Industry consultant Stefan Kovach noted that crypto has “moved beyond a core niche into something much, much bigger,” pointing to its growing acceptance among both consumers and operators.
However, regulators remain cautious. In the UK, Gambling Commission CEO Andrew Rhodes recently warned that the government could “no longer overlook crypto gambling,” urging policymakers to establish new frameworks before licensing crypto-based betting operations.
Supercoin marks a crucial first step in integrating digital assets into our product stack, providing customers with a seamless and secure way to transact.
Balancing Innovation and Regulation
For Super Group, the ZAR Supercoin represents both an innovation and a calculated risk. While blockchain promises lower operating costs and faster payments, it also brings new regulatory challenges. Ensuring compliance will be central to the rollout, particularly in South Africa, where authorities have been tightening oversight of digital assets under the Financial Sector Conduct Authority (FSCA).
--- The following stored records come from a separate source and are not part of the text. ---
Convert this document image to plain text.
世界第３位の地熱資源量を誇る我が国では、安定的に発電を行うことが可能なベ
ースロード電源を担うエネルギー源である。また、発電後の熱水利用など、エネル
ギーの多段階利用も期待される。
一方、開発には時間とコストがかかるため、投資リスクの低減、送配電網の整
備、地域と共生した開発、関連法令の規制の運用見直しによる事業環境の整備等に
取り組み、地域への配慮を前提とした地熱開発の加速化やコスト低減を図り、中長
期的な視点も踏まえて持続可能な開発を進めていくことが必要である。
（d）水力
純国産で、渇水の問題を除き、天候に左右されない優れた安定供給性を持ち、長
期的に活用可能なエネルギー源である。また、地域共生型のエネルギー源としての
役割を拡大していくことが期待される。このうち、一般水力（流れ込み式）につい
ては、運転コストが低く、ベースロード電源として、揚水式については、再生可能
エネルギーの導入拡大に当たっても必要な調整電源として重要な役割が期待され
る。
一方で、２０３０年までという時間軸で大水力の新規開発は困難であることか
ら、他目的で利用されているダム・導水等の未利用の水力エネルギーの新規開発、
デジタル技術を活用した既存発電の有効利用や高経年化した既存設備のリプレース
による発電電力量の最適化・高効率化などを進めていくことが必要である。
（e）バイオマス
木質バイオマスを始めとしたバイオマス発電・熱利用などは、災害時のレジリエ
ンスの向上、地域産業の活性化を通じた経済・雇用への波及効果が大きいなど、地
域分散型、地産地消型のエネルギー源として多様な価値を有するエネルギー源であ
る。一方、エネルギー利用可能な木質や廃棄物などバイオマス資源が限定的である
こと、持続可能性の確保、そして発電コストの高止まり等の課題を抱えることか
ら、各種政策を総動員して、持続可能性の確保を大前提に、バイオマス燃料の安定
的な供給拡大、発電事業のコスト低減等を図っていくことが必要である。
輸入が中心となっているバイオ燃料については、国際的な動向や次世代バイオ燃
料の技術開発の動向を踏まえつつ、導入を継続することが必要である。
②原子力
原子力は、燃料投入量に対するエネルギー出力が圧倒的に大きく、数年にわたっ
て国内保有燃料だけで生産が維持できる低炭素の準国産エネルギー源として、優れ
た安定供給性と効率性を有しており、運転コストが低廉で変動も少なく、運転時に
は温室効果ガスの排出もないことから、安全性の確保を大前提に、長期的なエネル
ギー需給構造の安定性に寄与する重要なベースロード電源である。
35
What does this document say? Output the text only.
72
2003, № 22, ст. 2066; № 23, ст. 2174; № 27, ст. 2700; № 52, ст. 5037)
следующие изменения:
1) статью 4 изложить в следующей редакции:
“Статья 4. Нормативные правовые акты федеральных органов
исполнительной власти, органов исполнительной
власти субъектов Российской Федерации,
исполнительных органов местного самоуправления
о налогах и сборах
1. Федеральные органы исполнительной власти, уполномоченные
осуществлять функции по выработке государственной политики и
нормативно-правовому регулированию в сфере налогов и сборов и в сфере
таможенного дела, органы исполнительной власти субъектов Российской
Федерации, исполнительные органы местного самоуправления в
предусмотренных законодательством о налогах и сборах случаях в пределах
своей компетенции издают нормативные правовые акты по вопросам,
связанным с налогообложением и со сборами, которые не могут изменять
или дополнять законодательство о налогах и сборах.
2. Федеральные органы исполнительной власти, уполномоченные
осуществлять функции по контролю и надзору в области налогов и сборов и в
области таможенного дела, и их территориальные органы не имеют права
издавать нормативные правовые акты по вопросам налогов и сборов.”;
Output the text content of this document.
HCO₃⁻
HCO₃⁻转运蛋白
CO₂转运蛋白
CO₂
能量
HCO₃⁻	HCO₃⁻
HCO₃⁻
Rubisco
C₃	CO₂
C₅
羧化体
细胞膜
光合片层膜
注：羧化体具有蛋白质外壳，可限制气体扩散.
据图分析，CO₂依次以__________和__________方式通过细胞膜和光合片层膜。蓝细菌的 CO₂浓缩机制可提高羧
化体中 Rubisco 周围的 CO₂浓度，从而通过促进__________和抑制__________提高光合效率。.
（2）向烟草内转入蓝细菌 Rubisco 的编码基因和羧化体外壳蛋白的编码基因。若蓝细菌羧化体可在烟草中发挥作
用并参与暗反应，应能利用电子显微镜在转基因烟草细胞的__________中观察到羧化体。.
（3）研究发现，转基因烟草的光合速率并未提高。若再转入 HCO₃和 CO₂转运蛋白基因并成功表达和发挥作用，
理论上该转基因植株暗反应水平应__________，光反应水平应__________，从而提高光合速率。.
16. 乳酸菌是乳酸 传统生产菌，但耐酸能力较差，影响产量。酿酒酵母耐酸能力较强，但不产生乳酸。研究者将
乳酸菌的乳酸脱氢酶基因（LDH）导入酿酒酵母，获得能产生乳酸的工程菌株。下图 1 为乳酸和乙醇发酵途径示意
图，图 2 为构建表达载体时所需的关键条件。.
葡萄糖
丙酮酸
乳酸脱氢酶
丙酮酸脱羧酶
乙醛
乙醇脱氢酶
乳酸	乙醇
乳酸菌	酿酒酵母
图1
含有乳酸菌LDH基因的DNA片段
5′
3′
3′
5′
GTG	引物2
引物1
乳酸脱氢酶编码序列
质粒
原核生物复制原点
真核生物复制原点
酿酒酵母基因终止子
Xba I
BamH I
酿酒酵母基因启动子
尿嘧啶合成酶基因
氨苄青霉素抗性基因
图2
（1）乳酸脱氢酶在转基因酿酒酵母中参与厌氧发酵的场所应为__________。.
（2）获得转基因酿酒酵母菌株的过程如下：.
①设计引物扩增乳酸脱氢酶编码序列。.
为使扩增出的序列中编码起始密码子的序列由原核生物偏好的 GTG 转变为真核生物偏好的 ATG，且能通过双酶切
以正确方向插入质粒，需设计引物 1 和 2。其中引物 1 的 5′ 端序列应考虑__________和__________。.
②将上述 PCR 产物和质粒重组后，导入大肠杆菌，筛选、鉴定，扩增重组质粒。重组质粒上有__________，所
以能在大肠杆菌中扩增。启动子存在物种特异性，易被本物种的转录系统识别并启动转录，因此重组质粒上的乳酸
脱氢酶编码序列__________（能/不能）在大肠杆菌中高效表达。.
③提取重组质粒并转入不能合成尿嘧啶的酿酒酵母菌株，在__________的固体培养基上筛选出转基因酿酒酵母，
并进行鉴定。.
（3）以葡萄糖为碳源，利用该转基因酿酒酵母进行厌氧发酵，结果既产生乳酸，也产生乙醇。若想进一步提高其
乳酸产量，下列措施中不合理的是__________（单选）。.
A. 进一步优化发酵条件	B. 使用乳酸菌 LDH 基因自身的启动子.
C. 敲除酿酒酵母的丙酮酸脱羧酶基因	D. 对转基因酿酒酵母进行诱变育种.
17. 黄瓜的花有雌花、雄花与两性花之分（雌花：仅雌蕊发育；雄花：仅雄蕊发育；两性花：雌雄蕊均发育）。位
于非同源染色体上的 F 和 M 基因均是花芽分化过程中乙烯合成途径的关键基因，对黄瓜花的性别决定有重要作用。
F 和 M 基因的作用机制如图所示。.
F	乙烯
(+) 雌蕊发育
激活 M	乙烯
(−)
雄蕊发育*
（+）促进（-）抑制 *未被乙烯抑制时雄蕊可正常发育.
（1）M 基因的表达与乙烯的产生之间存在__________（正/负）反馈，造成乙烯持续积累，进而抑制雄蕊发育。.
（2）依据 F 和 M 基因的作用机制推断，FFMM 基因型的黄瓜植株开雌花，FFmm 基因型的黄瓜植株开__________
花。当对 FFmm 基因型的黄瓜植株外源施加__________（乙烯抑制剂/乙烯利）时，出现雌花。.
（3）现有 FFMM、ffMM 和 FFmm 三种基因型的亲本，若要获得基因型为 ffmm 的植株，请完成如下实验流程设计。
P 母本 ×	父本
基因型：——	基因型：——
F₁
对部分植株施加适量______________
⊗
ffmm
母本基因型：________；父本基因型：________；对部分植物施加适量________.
By working with established financial and compliance partners—ABSA and Chainalysis—Super Group appears to be signalling its intent to align closely with regulatory best practices.
As the company prepares to launch its Supercoin Wallet early next year, it faces the task of converting consumer enthusiasm for crypto into sustainable business outcomes. For now, its entry underscores the accelerating convergence between fintech innovation and online entertainment—a space increasingly shaped by blockchain technology and evolving consumer expectations.